Perhaps this sudden illumination is not divine revelation, as that is the province of prophets. But it is certainly inspiration of the purest sort. It is this inspiration that is the original source of knowledge (in both the physical and the spiritual sciences). Working out a laborious proof to "balance the books," to make everything neat and tidy and scientifically respectable, comes later.
As Jacques Barzun commented on Hadamard's study, "it is clear in the end that in any process of creation there lurks a mystery—a mystery at least equal to that of thinking itself." The recipients receive knowledge, but they do not know how they receive it. It comes to them ready-made.
Blaise Pascal was candid enough to state that many of his mathematical insights came directly from God.
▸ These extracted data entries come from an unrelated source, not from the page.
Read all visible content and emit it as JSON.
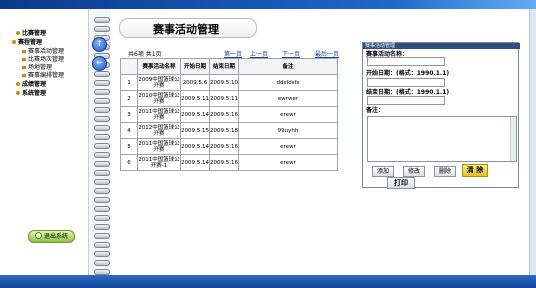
{
  "page": {
    "title": "赛事活动管理"
  },
  "nav": {
    "section1": "比赛管理",
    "section2": "赛程管理",
    "sub_items": [
      "赛事活动管理",
      "比赛场次管理",
      "场地管理",
      "赛事编排管理"
    ],
    "section3": "成绩管理",
    "section4": "系统管理",
    "exit_label": "退出系统"
  },
  "pager": {
    "summary": "共6项  共1页",
    "first": "第一页",
    "prev": "上一页",
    "next": "下一页",
    "last": "最后一页"
  },
  "table": {
    "headers": [
      "",
      "赛事活动名称",
      "开始日期",
      "结束日期",
      "备注"
    ],
    "rows": [
      [
        "1",
        "2009中国篮球公开赛",
        "2009.5.6",
        "2009.5.10",
        "ddsfdsfs"
      ],
      [
        "2",
        "2010中国篮球公开赛",
        "2009.5.11",
        "2009.5.11",
        "ewrwer"
      ],
      [
        "3",
        "2011中国篮球公开赛",
        "2009.5.14",
        "2009.5.16",
        "erewr"
      ],
      [
        "4",
        "2012中国篮球公开赛",
        "2009.5.15",
        "2009.5.18",
        "99uyhh"
      ],
      [
        "5",
        "2011中国篮球公开赛",
        "2009.5.14",
        "2009.5.16",
        "erewr"
      ],
      [
        "6",
        "2011中国篮球公开赛-1",
        "2009.5.14",
        "2009.5.16",
        "erewr"
      ]
    ]
  },
  "form": {
    "header": "赛事活动管理",
    "name_label": "赛事活动名称：",
    "start_label": "开始日期：(格式：1990.1.1)",
    "end_label": "结束日期：(格式：1990.1.1)",
    "remark_label": "备注：",
    "add": "添加",
    "edit": "修改",
    "delete": "删除",
    "clear": "清 除",
    "print": "打印"
  }
}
It is in this context that the full implication of the Master's explanation becomes clear: both spiritual knowledge and physical knowledge are "given," "inspired" ("in-spirited," communicated to the spirit) by God, via His Attribute of Knowledge (ilm).
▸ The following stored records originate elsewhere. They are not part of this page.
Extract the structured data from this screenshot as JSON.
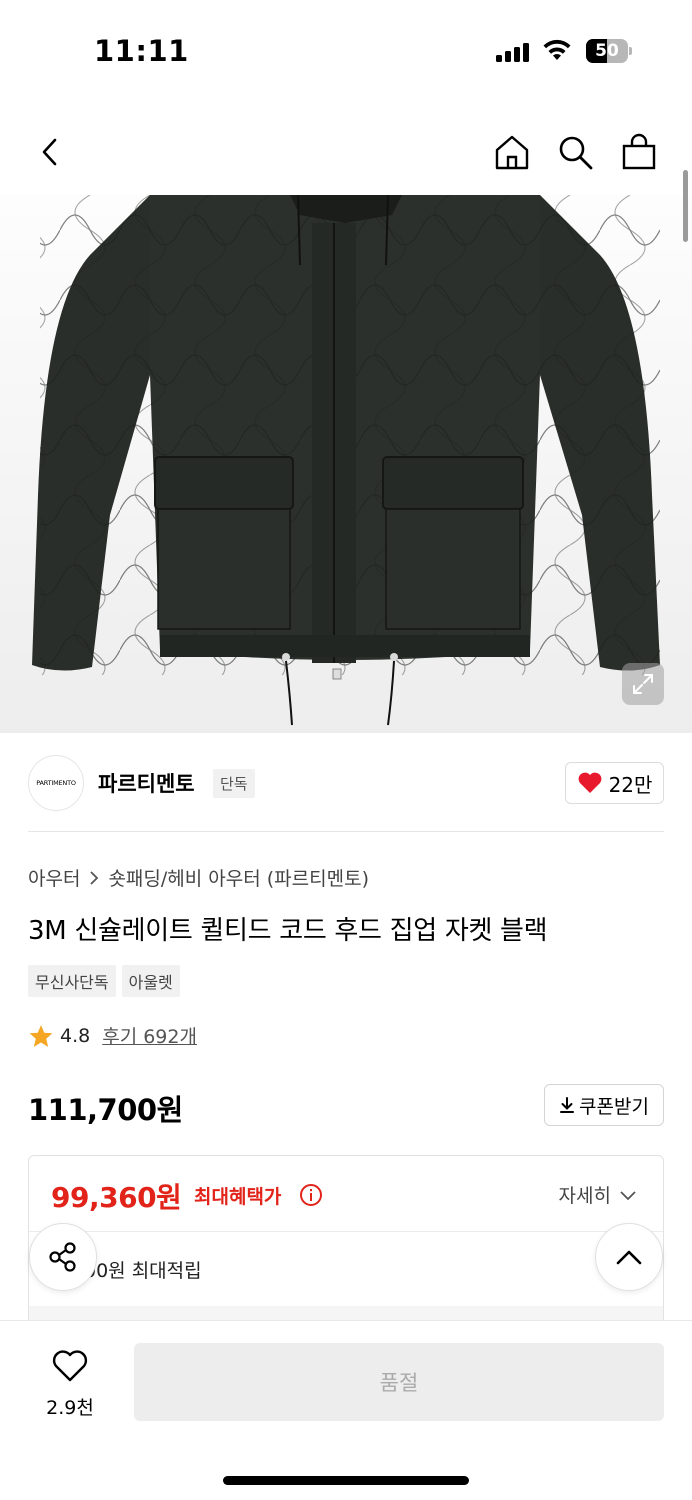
{
  "status_bar": {
    "time": "11:11",
    "battery": "50",
    "battery_level": 0.5
  },
  "nav": {
    "back_icon": "back-arrow-icon",
    "home_icon": "home-icon",
    "search_icon": "search-icon",
    "cart_icon": "shopping-bag-icon"
  },
  "image": {
    "expand_icon": "expand-icon"
  },
  "brand": {
    "logo_text": "PARTIMENTO",
    "name": "파르티멘토",
    "badge": "단독",
    "likes": "22만"
  },
  "product": {
    "breadcrumb": [
      "아우터",
      "숏패딩/헤비 아우터 (파르티멘토)"
    ],
    "title": "3M 신슐레이트 퀼티드 코드 후드 집업 자켓 블랙",
    "tags": [
      "무신사단독",
      "아울렛"
    ],
    "rating": "4.8",
    "reviews": "후기 692개",
    "price": "111,700원",
    "coupon_label": "쿠폰받기"
  },
  "benefit": {
    "best_price": "99,360원",
    "best_label": "최대혜택가",
    "details_label": "자세히",
    "points": "00원 최대적립"
  },
  "bottom": {
    "wish_count": "2.9천",
    "soldout_label": "품절"
  },
  "colors": {
    "accent_red": "#e2231a",
    "heart_red": "#e8192c",
    "star": "#f5a623"
  }
}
This also shows that we do not live in a "clockwork universe." God did not create a watch, wind it up, and leave it alone for the rest of eternity. Rather, He actively intervenes in the universe all the time: He is at a task each instant (cf. 55:29). He provides inspiration for all persons—scientists, artists, and mystics—when the appropriate time arrives, and in accordance with their labor. God is beyond the universe, but also within: He is both transcendent and immanent. Moreover, because God is the true Source of scientific knowledge, knowledge/science is the common property of all humanity. So is art, and so is spirituality.
A Note on Sources
The examples of Poincaré, Hadamard, Gauss, Ampére, and Kekulé are taken from Arthur Koestler, The Act of Creation (1964), pp. 115-18. Penrose is taken from Roger Penrose, The Emperor's New Mind (1989), pp. 543-4. Bohr, Einstein, Loewi and Mendeleyev are from Jesse Hong Xiong, The Outline of Parapsychology (2010), pp. 279-80. Wiles is from the BBC. Use was also made of the worlddreambank.org collection (Einstein, Loewi). Ramanujan can be traced back to T. K. Rajagopalan, who is quoted in S. R. Ranganathan, Ramanujan : The Man and the Mathematician (1967), p. 87.